If you're looking to put a little more gold in your golden years you're going to need more than gold -- or bonds, CDs, and whatever it is that you've been stashing away under your mattress. Stocks have historically been the best way to grow your money, and that's likely going to continue to be the case in the future.
You may want to avoid speculative penny stocks, profitless upstarts, and richly priced growth darlings, but there are still plenty of quality names out there. Target (NYSE:TGT), Cisco Systems (NASDAQ:CSCO), and Realty Income (NYSE:O) are quality investments with modest yields and room to appreciate. Let's see why these three stocks are ideal for a better retirement.
There aren't too many retailers that have earned the right to be as pandemic-proof as Target. The "cheap-chic" discounter has become even more popular this year as a mass market retailer with multi-generational appeal. Comps rose 20.7% in its latest quarter, and adjusted earnings more than doubled.
Target has transformed itself into the brick-and-mortar beast that every chain aspires to be these days. It has seamlessly coasted into the promising realms of e-commerce, curbside pick-up, and online ordering for in-store pick-up, with digital sales skyrocketing 155% over the past year.
The stock is hitting fresh all-time highs this week, but don't let that scare you into thinking that it's too late to land on the bull's eye yourself. The stock has roughly doubled from its April lows but it's reasonably priced at 20 times this fiscal year's projected earnings. The 1.5% yield is the lowest of the three names on this list, but that's going to beat whatever a new bank CD would be offering.
In terms of trendy appeal, Cisco is at the other end of the Target spectrum these days. The networking specialist isn't trading anywhere near an all-time high or even a 52-week high. It just posted its fourth straight quarter of declining revenue as companies hold back on tech upgrades until we claw our way out of the pandemic.
Cisco is no longer the runaway leader in routers, switches, and related networking gear that at one point made it the country's most valuable company by market cap -- before the dot-com bubble popped. However, it's still a relevant player with a cheap stock and a juicy 3.5% yield. Cisco is fetching just 13 times this fiscal year's profit target and 12 times next year's analyst earnings estimate. If the valuation seems compelling, a bonus kicker here is that Cisco has topped Wall Street expectations on the bottom line in each of those four quarters in which revenue declined.
Let's close out the list with a real estate investment trust (REIT), but not just any REIT. Realty Income stands out as one of the publicly traded investments that provide monthly distributions.
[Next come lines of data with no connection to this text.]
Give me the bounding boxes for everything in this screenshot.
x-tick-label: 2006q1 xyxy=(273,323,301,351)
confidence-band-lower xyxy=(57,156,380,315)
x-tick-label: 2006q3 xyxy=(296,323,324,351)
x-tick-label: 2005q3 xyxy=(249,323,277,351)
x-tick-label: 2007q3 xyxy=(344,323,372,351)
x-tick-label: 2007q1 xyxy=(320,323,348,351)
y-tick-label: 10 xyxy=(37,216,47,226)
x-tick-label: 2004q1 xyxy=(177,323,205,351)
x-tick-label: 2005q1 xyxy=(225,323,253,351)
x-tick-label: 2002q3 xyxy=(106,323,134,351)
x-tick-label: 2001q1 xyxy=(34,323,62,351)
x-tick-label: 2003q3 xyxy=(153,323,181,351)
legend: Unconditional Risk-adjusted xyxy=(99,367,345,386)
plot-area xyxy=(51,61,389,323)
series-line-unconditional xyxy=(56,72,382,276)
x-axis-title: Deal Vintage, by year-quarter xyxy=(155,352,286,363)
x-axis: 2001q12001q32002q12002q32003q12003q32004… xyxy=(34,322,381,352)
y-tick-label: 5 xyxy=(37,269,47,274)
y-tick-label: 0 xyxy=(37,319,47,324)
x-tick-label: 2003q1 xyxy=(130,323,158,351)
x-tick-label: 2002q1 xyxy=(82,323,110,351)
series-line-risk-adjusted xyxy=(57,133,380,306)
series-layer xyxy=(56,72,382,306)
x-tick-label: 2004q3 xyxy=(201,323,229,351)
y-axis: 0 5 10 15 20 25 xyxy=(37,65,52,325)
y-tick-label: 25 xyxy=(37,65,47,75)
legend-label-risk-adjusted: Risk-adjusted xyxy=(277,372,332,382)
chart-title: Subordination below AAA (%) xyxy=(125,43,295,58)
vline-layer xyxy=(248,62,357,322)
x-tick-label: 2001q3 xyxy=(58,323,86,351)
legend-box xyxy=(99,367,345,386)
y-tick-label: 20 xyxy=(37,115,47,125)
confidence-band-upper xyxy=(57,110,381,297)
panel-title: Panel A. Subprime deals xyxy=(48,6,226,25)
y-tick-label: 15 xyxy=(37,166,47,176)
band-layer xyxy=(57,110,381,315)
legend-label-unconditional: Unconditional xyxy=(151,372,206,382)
The current 4.6% yield is the highest of the three names on this list.
Realty Income signs long-term leases for mostly retail properties that account for 85% of its portfolio. Retailers may seem like a bad bet these days -- with Target being one of the exceptions to the rule -- but Realty Income is fully aware of what's going on out there these days. It's well diversified with roughly 600 tenants across 51 different industries, but those industries are typically immune to economic lulls and the threat of e-commerce. A whopping 95% of its retail portfolio comes from tenants addressing services, non-discretionary retail, or low price points. This does mean that some of its tenants are gyms and multiplex operators that aren't faring so well these days, but it also has plenty of convenience stores (its largest category), pharmacies, and discounters that have held up well in this tricky climate.
Realty Income has increased its dividend 108 -- yes, 108 -- times. It has also boosted its payout every year since its 1994 listing, making it one of just three REITs that make the cut as Dividend Aristocrats. It may not offer the turnaround potential of Cisco or be killing it the way Target is these days, but those monthly dividend checks and a historically resilient property portfolio will serve you just fine if your goal is a better retirement.